Je commencerai par répondre à la question de M. Bruce. Nous nous sommes engagés à respecter toutes les obligations que nous avons contractées en adhérant à l’Organisation. Je suis personnellement déterminé à clore ce chapitre, parce que nous avons encore d’autres tâches à accomplir. Il nous faut veiller au développement du pays et à l’instauration d’une société moderne, démocratique et libre. Les événements du passé font aujourd’hui partie de l’Histoire. Ce point de vue a été formulé à maintes reprises et je suis convaincu que si les membres de toutes les forces politiques d’Azerbaïdjan participaient aux efforts déployés pour l’instauration de la démocratie au lieu de travailler à détruire ce qui a déjà été édifié nous parviendrions à atteindre nos objectifs plus rapidement.

Par le passé, notre problème était que certaines forces œuvraient contre le gouvernement, contre l’Etat et contre l’indépendance du pays en s’attaquant à la souveraineté de l’Azerbaïdjan – par des actes criminels et d’autres types d’agissements. Cela, nous ne pouvons nous le permettre. Notre pays connaît un nombre considérable de problèmes: il y a l’occupation; il y a les réfugiés. Nous devons travailler à la consolidation de la démocratie. Tous les Azéris doivent unir leurs efforts en vue de renforcer notre indépendance, de mettre fin au conflit entre l’Arménie et l’Azerbaïdjan, et de libérer notre pays.

Au cours du premier discours que j’ai prononcé à la suite de mon élection, je disais que je serais le Président de tous les Azéris – et c’est ce que je suis. J’entends poursuivre la politique visant à mettre un terme à la tragique histoire du passé, mais il est très difficile d’y parvenir seul. Toutes les forces politiques doivent prendre une part active à cet effort. Les mesures que j’ai prises en vue de gracier les prisonniers se situent dans le droit-fil de cette politique et je compte poursuivre dans cette voie.

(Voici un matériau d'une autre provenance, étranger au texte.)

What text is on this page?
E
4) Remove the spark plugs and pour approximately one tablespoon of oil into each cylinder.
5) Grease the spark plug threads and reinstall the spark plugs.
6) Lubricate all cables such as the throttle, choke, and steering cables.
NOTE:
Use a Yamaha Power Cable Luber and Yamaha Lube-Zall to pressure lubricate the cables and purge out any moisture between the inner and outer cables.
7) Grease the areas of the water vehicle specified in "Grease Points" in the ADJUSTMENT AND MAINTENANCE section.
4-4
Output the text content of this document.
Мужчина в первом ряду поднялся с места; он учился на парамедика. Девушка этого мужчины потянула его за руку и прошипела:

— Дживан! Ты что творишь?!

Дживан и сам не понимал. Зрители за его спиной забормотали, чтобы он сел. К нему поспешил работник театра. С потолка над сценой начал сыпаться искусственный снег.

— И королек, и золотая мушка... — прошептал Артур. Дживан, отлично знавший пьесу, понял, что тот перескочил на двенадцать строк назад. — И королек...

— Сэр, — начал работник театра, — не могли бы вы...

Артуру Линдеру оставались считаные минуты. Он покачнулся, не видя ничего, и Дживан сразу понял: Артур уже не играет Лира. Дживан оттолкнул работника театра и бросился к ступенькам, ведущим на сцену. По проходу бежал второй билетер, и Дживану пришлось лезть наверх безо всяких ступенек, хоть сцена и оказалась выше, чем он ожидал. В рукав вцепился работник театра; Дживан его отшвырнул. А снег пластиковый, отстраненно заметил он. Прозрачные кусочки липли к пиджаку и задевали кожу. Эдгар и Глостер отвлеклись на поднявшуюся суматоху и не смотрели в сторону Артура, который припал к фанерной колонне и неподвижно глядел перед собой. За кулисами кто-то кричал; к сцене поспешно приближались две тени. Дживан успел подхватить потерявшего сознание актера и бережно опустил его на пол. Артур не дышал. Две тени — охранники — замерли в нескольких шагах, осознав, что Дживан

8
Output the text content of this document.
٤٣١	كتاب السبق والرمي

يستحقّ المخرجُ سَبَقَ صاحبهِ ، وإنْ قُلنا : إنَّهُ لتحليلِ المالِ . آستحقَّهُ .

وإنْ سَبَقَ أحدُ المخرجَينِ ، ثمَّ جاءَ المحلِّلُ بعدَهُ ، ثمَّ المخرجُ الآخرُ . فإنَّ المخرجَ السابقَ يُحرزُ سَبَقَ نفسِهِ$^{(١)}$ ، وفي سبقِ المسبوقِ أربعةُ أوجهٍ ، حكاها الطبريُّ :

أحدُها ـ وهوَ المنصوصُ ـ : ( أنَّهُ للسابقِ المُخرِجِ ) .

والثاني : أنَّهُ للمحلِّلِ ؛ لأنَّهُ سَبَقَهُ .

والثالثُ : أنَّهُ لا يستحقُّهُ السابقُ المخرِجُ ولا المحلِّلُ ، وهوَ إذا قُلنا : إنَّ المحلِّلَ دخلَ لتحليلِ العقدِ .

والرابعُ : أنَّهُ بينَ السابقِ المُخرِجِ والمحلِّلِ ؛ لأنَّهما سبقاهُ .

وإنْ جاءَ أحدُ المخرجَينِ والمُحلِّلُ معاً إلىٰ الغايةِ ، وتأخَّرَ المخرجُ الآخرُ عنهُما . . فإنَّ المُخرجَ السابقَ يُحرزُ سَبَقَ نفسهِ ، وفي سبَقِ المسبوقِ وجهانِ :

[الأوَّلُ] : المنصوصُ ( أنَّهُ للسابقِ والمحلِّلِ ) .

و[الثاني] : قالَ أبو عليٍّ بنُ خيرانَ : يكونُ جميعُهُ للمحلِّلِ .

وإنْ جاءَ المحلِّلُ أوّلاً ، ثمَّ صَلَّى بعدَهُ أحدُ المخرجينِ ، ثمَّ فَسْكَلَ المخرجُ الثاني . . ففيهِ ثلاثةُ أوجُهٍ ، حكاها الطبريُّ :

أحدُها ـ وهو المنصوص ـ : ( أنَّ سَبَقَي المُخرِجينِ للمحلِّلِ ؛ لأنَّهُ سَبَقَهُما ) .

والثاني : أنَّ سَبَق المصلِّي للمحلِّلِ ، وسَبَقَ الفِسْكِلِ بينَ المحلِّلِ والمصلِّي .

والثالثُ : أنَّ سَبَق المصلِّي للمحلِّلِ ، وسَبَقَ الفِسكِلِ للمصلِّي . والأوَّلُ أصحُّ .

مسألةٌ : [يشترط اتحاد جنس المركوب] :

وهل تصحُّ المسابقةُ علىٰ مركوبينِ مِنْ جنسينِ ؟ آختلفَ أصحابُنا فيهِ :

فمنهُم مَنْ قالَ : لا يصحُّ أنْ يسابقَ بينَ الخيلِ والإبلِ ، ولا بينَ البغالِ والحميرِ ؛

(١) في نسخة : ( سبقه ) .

Pour ce qui est de la question posée par M. Rustamyan, je tiens à clarifier un point important – que j’ai d’ailleurs évoqué à plusieurs reprises lorsque j’étais membre de l’Assemblée parlementaire du Conseil de l’Europe. On a parfois l’impression que l’Arménie souhaite coopérer avec l’Azerbaïdjan, mais que ce dernier s’y refuse. C’est peut-être vrai, mais il y a à cela de bonnes raisons. Le territoire de l’Azerbaïdjan est occupé et, bien entendu, il ne saurait être question de coopérer avec l’occupant. Imaginez un instant que votre pays soit occupé et que l’occupant vous invite à coopérer! Cela ne peut fonctionner; la proposition manque de sérieux. L’Azerbaïdjan ne coopérera pas avec l’Arménie tant que le conflit du Haut-Karabakh ne sera pas résolu. Si l’Arménie veut coopérer dans la région, elle est libre de le faire. Nous, nous mettrons en œuvre notre propre politique. Mais la coopération régionale est impossible sans la participation de l’Azerbaïdjan.

Qu’est-ce que l’Arménie a gagné avec cette occupation? La population a-t-elle vu son niveau de vie augmenter? L’Arménie est-elle devenue plus puissante économiquement et politiquement? A-t-elle amélioré son image? Je lui laisse le soin de répondre à ces questions… L’occupation de territoires appartenant à un autre pays ne contribue certainement pas à donner de soi une image positive. La coopération régionale avec l’Arménie n’est pas possible. Une nouvelle fois, je souligne que telle est la position officielle de notre pays et qu’il n’en changera pas tant que les forces arméniennes ne se seront pas retirées de son territoire.

LE PRÉSIDENT (traduction)

Monsieur le Président, au nom de l’Assemblée, je vous remercie de votre visite, de votre discours ainsi que des réponses que vous avez faites aux questions des parlementaires. Nous vous souhaitons plein succès à vous-même et à votre pays.